If a patient in any clinical trial, much less a gene therapy safety study, reports a serious side effect, researchers need to have the best possible data. How else can they figure out what went wrong and why?
But in the case of Mohr, doctors don't have the information they need. Biological material -- blood and tissue samples from different parts of her body -- weren't taken at regular intervals through the progression of Mohr's illness. Not until she arrived in critical condition at the University of Chicago Medical Center was this done, and even the samples taken there aren't ideal.
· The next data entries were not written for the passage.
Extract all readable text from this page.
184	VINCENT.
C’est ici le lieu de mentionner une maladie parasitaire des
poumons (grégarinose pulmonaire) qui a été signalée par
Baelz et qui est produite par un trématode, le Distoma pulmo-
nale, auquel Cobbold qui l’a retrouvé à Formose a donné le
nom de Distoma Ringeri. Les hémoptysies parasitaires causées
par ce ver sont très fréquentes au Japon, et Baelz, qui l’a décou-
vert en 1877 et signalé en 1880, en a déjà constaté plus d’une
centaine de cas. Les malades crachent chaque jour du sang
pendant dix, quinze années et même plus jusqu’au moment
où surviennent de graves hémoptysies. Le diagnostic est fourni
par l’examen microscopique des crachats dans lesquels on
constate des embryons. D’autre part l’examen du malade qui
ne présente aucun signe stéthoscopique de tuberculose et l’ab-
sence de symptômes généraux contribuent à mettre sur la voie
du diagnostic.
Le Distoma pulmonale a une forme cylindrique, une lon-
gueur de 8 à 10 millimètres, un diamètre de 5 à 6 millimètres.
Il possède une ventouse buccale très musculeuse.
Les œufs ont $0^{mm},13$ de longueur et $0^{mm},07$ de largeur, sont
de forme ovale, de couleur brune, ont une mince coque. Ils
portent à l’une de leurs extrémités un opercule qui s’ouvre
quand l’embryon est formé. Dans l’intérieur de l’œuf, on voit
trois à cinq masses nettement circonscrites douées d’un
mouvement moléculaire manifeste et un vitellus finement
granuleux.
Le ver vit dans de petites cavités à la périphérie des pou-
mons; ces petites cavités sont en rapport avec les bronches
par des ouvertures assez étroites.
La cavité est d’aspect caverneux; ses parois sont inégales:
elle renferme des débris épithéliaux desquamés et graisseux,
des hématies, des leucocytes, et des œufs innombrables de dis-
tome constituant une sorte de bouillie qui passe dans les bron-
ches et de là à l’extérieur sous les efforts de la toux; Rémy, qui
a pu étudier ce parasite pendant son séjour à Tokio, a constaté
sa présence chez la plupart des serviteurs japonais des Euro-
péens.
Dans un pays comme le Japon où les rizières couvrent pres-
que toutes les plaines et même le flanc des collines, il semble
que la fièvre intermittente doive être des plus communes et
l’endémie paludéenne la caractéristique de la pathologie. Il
It's not enough just to take some blood and tissue; they have to be taken in a way that will be useful for the researchers looking at them. Different methods of analysis require different sample types, and unless those requirements are anticipated, the samples might not be useful.
In the future, designers of clinical trials -- for gene therapy, and for other treatments, such as stem cells -- should specify beforehand what they need if something goes wrong. And then, as soon as a side effect occurs, they should start taking them.
Studies also need to be specific about exclusion criteria -- i.e., the factors that would cause doctors to stop giving an experimental treatment to a patient. Mohr had been feeling sick before her injection, and had actually been treated for herpes a week earlier -- something that should have been a warning sign, given that she was being injected with an immune system-suppressing drug. However, her doctor was apparently not given instructions about how to deal with this.
Patients themselves should be very cautious when considering enrollment in such a trial, especially if the disease is not life-threatening or is under control with available medication, experts urge.